By Steve Moran

And they are forcing me to reevaluate a position I once held.

Shocking But True 

  • In 2007, 16.5% of people in shelters were 51 and older. Ten years later, in 2017, 23% were.
  • In some places, around half of homeless adults were homeless for the first time after they turned 50.
  • Half of homeless single adults in the U.S. are over 50.
  • In California, there were 7% more seniors in 2021 than in 2017. But 84% more people 55 and older sought services for homelessness.
  • The Fresno-Madera (central California) area has seen a huge jump in the 55-plus homeless population, increasing a whopping 216% from 2017 to 2021.

(Sources listed at the bottom of the article.)

When you slice and dice the aging population, this is scary stuff.

Rethinking

In 2019 National Investment Center for Seniors Housing and Care (NIC) released their middle market report to great fanfare. It was updated in 2022. I found both studies to be interesting but felt that they overstated the scope of the problem, for a number of reasons — including that at the time when the study was done, there were a bunch of middle market seniors who were living in community, and that it didn’t take into account the geographical differences in cost.

In this country we now have a whole bunch of older people who worked very hard their whole lives at relatively low paying but important jobs, who saved very little if anything, and who are only eligible for small Social Security payments.

Social Security

The average monthly amount that age 65 retirees in 2023 are getting from Social Security is $1,682. Those who wait until age 70 are collecting $1,981. A better number to look at, though, is the median. The median for 65-year-olds is $1,544, and for 70-year-olds $1,782.

So this means fully half of those retiring this year will receive less than $1,544 or $1,782. Those are pretty tough numbers to swallow if you are trying to live independently.

The Crisis

When you get to the human level and hear the stories of people who are stuck, who become homeless for the first time after age 50 or 60 or 70, it is heart wrenching. It is easy to look at the homeless problem, the tents, the mess they make, the crimes they commit and think “irresponsible drug addicts” or “those poor people with mental health problems.”
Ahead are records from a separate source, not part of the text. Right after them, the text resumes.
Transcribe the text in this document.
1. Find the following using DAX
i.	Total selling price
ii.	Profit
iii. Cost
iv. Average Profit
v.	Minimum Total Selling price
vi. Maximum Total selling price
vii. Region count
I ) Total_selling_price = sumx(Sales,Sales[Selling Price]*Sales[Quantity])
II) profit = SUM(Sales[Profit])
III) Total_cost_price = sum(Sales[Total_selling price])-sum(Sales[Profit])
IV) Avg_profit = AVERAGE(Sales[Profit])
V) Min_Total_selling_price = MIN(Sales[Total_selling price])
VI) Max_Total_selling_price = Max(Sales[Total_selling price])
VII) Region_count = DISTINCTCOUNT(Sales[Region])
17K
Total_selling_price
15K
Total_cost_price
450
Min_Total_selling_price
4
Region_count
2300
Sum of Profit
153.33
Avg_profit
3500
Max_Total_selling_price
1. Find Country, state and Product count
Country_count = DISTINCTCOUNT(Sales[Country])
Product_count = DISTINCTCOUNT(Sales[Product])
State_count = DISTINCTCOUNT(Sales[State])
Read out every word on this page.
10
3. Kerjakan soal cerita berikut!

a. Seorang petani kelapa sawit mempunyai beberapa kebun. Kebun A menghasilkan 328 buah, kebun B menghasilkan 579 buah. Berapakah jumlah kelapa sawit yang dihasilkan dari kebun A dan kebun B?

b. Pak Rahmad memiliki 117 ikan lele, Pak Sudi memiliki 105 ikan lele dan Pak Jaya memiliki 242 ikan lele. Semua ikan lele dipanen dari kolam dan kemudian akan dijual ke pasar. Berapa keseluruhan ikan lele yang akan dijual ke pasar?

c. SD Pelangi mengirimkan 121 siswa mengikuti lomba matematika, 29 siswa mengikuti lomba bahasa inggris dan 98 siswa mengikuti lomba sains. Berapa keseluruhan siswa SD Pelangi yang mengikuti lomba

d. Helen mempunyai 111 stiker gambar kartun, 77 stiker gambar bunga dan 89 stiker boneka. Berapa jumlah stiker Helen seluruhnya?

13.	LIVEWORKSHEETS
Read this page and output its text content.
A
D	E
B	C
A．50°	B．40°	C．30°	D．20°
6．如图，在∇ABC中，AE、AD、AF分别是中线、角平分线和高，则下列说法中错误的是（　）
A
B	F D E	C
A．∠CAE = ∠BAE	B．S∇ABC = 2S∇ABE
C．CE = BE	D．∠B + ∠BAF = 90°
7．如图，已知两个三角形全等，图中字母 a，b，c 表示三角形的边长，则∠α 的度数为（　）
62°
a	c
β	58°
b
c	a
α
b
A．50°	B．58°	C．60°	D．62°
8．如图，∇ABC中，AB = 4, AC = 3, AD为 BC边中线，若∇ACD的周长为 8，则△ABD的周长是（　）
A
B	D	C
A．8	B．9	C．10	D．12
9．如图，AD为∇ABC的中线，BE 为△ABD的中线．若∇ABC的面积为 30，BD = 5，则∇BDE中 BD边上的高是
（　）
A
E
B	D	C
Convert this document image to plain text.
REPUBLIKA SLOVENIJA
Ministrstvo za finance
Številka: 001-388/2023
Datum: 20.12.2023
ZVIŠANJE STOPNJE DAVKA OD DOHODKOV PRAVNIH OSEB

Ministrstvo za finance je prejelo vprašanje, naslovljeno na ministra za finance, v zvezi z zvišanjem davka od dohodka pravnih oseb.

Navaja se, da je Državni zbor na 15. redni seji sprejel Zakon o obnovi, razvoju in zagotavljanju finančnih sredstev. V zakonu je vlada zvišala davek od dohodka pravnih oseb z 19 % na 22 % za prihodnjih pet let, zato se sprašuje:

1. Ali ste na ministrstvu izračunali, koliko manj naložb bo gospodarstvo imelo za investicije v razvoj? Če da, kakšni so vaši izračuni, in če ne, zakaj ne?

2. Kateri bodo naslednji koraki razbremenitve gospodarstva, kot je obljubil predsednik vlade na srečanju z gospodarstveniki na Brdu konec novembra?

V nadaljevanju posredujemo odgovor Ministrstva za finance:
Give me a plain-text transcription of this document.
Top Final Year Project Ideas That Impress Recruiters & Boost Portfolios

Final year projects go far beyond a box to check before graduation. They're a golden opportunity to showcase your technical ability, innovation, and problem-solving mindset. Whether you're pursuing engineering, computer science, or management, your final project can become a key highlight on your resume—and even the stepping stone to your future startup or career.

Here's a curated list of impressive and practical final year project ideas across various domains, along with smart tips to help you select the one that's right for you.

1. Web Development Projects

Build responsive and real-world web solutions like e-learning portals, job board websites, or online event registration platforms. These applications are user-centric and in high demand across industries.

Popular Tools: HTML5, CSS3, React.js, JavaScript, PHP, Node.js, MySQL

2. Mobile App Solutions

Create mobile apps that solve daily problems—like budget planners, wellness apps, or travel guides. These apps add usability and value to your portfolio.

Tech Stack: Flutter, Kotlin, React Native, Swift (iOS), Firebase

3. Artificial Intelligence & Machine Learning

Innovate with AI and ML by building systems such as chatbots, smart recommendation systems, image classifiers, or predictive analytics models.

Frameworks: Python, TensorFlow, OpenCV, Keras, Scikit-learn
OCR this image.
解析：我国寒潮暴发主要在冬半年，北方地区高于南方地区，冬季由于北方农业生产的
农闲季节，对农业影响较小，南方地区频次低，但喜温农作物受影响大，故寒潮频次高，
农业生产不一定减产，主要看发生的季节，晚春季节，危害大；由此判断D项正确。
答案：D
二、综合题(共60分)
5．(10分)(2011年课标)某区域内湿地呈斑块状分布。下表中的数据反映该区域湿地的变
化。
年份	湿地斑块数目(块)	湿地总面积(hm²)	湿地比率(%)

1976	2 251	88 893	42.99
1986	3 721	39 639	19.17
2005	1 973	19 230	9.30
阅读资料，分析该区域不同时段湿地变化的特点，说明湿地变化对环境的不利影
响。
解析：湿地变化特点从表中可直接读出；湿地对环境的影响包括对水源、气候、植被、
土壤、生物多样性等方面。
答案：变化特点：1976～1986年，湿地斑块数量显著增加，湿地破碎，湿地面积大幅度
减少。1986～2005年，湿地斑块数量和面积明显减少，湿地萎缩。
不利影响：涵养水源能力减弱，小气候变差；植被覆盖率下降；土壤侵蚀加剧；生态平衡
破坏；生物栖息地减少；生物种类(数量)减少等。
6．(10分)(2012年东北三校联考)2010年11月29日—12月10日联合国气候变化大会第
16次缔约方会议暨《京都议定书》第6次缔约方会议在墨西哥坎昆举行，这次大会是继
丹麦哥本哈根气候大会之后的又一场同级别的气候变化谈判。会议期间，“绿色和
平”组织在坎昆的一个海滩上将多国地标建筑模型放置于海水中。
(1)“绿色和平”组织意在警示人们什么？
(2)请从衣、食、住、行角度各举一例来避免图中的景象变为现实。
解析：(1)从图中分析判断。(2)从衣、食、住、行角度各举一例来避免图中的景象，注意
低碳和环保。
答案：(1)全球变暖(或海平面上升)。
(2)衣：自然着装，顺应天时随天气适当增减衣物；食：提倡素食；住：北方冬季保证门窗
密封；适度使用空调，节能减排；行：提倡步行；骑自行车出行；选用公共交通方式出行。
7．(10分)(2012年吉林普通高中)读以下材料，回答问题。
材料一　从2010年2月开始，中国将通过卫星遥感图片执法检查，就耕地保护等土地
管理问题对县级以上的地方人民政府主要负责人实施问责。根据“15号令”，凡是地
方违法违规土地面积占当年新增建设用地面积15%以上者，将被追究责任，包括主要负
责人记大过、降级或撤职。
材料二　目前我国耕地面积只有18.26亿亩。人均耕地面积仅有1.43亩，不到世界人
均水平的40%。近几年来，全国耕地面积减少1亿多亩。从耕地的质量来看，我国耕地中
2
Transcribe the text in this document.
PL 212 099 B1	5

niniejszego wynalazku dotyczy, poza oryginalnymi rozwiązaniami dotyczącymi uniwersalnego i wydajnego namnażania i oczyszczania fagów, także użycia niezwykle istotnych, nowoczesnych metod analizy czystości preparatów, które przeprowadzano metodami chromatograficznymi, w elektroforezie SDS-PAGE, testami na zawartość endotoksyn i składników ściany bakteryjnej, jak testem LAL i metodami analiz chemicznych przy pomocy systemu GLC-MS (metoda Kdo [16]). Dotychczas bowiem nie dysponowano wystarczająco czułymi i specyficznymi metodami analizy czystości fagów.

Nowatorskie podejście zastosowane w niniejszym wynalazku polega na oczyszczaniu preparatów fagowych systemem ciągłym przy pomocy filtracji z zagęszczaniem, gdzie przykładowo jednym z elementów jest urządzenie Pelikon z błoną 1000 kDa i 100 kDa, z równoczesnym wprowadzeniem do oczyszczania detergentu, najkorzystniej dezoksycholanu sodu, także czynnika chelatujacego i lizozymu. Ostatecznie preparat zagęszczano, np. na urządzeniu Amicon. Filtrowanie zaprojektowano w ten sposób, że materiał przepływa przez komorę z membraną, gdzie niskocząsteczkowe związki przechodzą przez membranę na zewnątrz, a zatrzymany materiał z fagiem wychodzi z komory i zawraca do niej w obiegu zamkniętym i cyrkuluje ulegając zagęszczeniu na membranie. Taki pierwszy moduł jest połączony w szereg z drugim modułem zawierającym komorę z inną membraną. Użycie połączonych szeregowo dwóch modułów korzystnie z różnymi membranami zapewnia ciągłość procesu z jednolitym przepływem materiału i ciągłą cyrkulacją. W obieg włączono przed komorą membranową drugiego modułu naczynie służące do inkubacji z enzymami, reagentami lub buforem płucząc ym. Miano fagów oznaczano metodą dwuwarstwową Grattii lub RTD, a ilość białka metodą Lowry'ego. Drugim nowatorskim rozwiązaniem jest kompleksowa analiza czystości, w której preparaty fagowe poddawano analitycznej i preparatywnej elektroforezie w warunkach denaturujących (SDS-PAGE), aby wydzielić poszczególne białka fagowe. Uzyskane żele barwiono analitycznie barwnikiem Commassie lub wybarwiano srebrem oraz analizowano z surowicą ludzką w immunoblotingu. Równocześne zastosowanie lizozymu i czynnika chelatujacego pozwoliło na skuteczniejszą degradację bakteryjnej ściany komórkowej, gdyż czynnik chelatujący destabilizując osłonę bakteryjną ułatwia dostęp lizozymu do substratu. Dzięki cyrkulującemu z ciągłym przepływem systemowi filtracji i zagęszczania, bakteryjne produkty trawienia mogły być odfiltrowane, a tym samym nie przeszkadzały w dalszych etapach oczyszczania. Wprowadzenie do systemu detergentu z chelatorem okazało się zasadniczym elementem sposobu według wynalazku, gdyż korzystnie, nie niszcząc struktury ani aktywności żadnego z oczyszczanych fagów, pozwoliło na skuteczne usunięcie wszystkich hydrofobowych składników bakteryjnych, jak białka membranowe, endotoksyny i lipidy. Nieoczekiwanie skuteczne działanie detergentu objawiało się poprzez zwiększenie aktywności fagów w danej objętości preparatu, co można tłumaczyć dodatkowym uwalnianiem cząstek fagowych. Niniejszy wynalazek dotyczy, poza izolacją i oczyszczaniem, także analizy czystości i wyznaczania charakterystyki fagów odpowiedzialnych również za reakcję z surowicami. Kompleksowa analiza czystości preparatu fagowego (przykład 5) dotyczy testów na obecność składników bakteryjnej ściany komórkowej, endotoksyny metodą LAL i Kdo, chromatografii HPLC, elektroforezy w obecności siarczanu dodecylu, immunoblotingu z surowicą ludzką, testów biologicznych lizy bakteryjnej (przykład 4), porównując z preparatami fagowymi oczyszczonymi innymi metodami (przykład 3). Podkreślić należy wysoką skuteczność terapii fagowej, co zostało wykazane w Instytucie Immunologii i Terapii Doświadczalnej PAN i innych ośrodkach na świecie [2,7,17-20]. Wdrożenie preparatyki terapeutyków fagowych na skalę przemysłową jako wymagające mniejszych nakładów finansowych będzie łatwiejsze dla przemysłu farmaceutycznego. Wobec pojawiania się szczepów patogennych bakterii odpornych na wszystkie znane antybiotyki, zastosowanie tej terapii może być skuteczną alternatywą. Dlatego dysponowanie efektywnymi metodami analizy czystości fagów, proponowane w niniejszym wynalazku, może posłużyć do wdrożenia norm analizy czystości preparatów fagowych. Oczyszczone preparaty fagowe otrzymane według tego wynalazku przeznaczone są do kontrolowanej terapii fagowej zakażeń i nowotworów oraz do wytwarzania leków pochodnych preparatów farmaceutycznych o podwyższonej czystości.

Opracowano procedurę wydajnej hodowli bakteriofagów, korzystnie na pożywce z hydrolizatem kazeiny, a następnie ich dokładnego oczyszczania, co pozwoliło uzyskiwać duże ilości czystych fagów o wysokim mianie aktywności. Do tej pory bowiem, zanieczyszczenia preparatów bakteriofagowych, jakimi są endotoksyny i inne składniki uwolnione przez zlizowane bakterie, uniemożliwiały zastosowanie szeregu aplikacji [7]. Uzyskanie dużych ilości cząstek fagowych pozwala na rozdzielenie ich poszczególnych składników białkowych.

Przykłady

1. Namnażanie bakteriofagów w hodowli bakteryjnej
But what is beginning to happen is that those older people who are working as cashiers at your local McDonald’s, Starbucks, and 7-Elevens are the ones ending up on the streets. These are the people who accepted low wages that made it possible for our coffees, burgers, and burritos to not cost twice as much.

The crisis has been compounded by increasing regulations that make the construction of housing much more difficult, time-consuming, and costly. Worse, in many cases, these young old have had inadequate health care and need more services.

A Time to Rethink

This is a problem that is much bigger than something senior living can fix. It will likely need massive retooling of how we think about older people, about how we spend government money, about what adequate housing for older people who have no money looks like.

Several years ago, we vacationed in Turkey, and I asked the guide if she could set up a visit to one or two senior living communities. We were able to visit two, and honestly, by today’s standards in North America, they would seem primitive, perhaps even barbaric. Three to eight beds in a room with a small nightstand and storage area. Looking more like military barracks than anything else I can think of.

Yet the residents were happy, spending most of their time in the community, and the cost was affordable.

I have this vision of some senior living operator working with state and local governments and maybe a PACE program to create something that does not look very much like anything we call senior living today, but is a lot better than tents and broken down RVs and cars on the street.

This is a crisis, but it is also an opportunity.